A estabilidade de servidor nomeado para cargo de provimento efetivo, em decorrência de aprovação em concurso público, é adquirida após três anos de efetivo exercício, quando devem ser aprovados em estágio probatório com avaliação especial do desempenho.

3. Quais as espécies de investidura dos Servidores Públicos? Comente-as.

A investidura pode ser originária, quando vincula o agente, inicialmente, à Administração Pública (concurso público), pode ser tanto a nomeação como a contratação, dependendo do regime jurídico de que se trate; ou derivada, é o que depende de um vínculo anterior do agente com a Administração.

4. Como se adquire a aposentadoria compulsória?

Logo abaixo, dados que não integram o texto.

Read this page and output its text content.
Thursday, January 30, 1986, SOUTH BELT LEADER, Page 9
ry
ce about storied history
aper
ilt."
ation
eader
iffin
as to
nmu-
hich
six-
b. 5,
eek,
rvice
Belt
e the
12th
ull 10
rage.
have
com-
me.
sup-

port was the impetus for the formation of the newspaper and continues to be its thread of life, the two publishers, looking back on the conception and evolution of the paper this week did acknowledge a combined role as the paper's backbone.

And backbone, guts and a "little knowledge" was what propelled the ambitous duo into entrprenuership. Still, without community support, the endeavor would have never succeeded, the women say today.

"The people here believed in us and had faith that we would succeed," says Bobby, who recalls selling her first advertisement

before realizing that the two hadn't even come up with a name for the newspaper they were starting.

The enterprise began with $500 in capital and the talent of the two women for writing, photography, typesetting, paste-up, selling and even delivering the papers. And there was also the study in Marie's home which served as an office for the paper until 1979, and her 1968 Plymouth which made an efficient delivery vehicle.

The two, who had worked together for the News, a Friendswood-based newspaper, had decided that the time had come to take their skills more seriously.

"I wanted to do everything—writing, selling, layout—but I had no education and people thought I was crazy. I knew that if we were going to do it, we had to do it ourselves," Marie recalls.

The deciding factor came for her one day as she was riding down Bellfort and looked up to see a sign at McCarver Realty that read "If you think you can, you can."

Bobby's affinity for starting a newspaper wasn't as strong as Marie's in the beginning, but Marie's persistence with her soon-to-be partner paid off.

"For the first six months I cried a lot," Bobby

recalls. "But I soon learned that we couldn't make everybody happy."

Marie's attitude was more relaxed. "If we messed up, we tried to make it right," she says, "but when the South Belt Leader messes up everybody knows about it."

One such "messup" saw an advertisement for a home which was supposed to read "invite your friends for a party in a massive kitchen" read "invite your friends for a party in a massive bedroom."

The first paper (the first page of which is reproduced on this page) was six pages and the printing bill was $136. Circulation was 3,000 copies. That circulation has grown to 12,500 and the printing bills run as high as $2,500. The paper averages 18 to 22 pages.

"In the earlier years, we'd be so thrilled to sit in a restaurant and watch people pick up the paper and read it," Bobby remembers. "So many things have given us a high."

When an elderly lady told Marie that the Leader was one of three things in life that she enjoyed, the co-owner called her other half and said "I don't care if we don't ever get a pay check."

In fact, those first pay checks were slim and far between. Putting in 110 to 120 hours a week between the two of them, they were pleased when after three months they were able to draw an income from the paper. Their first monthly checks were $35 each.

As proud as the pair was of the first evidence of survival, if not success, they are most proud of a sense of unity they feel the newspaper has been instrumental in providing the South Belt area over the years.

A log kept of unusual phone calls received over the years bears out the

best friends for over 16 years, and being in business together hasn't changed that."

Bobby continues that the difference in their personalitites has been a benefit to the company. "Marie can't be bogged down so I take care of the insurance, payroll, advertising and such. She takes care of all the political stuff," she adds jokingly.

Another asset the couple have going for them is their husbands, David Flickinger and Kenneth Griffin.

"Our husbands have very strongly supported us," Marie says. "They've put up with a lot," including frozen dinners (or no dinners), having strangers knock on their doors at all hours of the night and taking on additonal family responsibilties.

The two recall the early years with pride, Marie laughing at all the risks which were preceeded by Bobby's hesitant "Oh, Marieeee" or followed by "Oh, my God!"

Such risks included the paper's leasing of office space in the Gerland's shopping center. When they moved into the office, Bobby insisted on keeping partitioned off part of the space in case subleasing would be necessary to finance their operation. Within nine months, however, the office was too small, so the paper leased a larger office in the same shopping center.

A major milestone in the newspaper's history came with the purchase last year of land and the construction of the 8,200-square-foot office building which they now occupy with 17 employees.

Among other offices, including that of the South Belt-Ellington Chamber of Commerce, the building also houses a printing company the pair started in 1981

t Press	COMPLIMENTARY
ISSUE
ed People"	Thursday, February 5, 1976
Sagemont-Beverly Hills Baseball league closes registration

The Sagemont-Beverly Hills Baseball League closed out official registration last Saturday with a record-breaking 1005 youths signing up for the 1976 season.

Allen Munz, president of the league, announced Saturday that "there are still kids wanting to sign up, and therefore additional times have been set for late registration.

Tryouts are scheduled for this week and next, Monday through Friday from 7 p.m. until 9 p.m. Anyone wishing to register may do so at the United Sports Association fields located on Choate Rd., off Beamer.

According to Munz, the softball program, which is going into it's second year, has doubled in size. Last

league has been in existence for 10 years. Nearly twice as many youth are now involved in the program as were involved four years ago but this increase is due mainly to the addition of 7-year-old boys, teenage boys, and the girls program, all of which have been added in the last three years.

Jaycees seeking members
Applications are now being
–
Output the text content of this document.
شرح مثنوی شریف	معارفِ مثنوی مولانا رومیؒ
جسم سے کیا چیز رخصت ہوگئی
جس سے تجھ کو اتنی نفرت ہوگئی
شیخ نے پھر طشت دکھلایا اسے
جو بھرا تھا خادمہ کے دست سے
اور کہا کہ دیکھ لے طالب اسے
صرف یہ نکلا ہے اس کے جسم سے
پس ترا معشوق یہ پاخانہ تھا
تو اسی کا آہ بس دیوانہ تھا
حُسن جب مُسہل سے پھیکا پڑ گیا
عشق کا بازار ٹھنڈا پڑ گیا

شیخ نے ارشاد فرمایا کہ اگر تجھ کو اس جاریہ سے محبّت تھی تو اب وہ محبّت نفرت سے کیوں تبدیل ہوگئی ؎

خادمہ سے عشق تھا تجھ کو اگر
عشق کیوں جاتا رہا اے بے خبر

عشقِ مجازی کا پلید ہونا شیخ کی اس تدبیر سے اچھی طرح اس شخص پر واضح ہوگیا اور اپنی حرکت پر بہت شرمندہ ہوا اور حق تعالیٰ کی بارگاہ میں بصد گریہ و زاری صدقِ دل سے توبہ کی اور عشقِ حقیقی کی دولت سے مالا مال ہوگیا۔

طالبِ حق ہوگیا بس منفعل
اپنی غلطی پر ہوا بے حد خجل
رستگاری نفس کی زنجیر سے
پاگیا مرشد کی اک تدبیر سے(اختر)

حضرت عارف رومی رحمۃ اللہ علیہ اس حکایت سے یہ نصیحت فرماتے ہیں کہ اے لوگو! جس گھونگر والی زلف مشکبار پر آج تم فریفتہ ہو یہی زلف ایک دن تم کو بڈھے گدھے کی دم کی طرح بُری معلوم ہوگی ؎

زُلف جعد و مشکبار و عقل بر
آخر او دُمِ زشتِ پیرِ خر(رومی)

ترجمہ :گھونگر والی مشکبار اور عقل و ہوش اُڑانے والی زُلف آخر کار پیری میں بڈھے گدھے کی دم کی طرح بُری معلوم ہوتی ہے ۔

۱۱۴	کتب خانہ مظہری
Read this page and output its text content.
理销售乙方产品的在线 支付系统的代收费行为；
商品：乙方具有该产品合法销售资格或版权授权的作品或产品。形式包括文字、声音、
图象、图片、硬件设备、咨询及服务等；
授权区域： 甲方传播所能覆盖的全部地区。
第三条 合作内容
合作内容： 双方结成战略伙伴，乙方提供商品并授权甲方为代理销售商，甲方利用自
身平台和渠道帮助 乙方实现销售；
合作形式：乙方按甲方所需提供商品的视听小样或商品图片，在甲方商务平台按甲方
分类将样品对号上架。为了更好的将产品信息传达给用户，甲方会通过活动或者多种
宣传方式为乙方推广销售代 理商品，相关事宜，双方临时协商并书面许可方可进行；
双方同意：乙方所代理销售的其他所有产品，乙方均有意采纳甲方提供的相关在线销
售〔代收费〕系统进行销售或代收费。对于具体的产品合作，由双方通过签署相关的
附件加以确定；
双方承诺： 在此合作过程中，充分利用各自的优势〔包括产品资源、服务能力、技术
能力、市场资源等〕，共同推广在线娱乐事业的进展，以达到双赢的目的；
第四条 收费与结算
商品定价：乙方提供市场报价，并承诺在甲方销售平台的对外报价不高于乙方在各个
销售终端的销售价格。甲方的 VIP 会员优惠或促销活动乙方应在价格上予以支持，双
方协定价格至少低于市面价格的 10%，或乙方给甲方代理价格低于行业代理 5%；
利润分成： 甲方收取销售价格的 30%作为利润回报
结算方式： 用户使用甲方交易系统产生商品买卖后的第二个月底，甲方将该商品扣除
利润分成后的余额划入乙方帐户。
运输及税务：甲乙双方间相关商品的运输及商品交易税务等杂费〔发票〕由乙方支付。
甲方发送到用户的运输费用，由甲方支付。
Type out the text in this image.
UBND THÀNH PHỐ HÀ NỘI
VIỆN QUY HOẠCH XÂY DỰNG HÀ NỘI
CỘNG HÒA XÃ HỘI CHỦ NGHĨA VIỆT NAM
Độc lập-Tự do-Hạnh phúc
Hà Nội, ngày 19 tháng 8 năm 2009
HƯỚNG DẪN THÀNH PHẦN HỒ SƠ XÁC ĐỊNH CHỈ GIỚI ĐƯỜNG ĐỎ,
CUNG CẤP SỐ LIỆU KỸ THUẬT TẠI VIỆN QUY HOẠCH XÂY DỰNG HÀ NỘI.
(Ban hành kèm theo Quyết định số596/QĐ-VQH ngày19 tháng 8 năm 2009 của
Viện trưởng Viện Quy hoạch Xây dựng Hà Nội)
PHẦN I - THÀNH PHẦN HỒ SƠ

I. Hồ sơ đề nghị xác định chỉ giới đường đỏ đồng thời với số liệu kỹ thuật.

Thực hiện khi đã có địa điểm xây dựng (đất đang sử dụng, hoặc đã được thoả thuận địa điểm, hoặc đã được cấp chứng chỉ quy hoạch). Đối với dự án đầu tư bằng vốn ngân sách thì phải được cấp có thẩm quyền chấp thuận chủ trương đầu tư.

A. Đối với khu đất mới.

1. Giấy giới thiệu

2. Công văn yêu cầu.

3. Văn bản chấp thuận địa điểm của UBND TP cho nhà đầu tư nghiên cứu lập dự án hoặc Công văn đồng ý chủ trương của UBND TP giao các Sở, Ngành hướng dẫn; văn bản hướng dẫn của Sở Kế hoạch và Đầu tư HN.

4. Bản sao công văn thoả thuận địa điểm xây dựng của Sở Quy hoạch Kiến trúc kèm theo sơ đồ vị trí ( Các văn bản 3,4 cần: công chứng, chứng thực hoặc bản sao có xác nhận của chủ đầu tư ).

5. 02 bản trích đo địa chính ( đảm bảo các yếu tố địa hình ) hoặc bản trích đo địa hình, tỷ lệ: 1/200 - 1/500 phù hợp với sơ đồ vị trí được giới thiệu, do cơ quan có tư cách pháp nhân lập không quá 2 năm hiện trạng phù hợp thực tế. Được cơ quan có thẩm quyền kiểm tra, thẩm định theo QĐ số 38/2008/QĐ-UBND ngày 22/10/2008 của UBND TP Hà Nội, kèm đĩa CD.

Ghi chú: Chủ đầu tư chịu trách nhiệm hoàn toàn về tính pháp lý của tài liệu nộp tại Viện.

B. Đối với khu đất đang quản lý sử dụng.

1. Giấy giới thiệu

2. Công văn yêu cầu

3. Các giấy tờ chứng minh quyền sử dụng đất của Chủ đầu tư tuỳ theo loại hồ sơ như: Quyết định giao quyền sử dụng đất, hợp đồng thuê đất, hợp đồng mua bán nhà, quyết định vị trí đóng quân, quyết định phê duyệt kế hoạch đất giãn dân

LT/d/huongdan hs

Ao completar 70 anos de idade, nos termos do artigo 40, §1º., inciso II, da Constituição Federal.

5. Explique a Teoria do Risco Administrativo.Para esta teoria, faz surgir a obrigação de indenizar o dano do só ato lesivo e injusto causado à vítima pela Administração. Basta a lesão sem o concurso do lesado. Entende-se que o Estado assumiu o risco diante das necessidades de melhor atendimento do interesse coletivo. O risco administrativo não significa que a administração deve indenizar sempre e em qualquer caso o dano suportado pelo particular, significa, apenas que a vítima fica dispensada da prova da culpa da Administração, mas esta poderá demonstrar a culpa total ou parcial do lesado no evento danoso, caso em que a Fazenda Pública se eximirá integral ou parcialmente da indenização.